Online neural fusion of distortionless differential beamformers for robust speech enhancement
Yuanhang Qian, Kunlong Zhao, Jilu Jin, Xueqin Luo, Gongping Huang, Jingdong Chen, Jacob Benesty
TL;DR
This work tackles the challenge of robust speech enhancement under dynamic acoustic conditions by fusing outputs from multiple fixed distortionless beamformers using an online neural network. The proposed BeamFusion framework learns frame-level fusion weights with a softmax constraint to maintain distortionless response, enabling real-time adaptation to moving interference while preserving target speech. Empirical results show BeamFusion outperforming individual beamformers and adaptive convex combination (ACC) across reverberation levels and interference scenarios, with improved SNR, SI-SDR, and SIR metrics. The approach promises practical impact for real-time, high-fidelity speech enhancement in non-stationary environments, without requiring explicit noise statistics estimation.
Abstract
Fixed beamforming is widely used in practice since it does not depend on the estimation of noise statistics and provides relatively stable performance. However, a single beamformer cannot adapt to varying acoustic conditions, which limits its interference suppression capability.
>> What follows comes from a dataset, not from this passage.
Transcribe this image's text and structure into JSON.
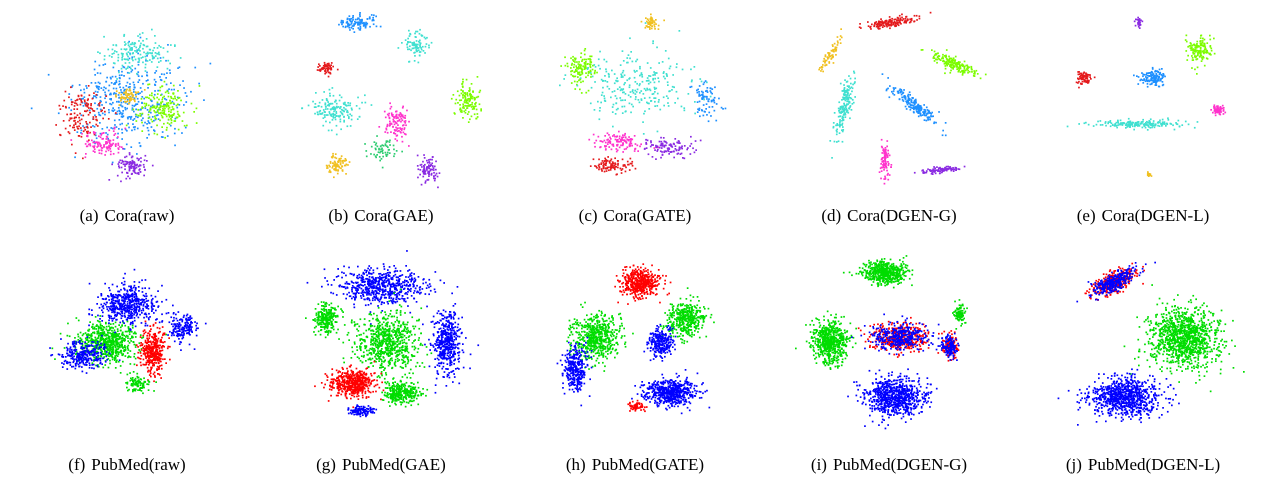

To address this, adaptive convex combination (ACC) algorithms have been introduced, where the outputs of multiple fixed beamformers are linearly combined to improve robustness. Nevertheless, ACC often fails in highly non-stationary scenarios, such as rapidly moving interference, since its adaptive updates cannot reliably track rapid changes. To overcome this limitation, we propose a frame-online neural fusion framework for multiple distortionless differential beamformers, which estimates the combination weights through a neural network. Compared with conventional ACC, the proposed method adapts more effectively to dynamic acoustic environments, achieving stronger interference suppression while maintaining the distortionless constraint.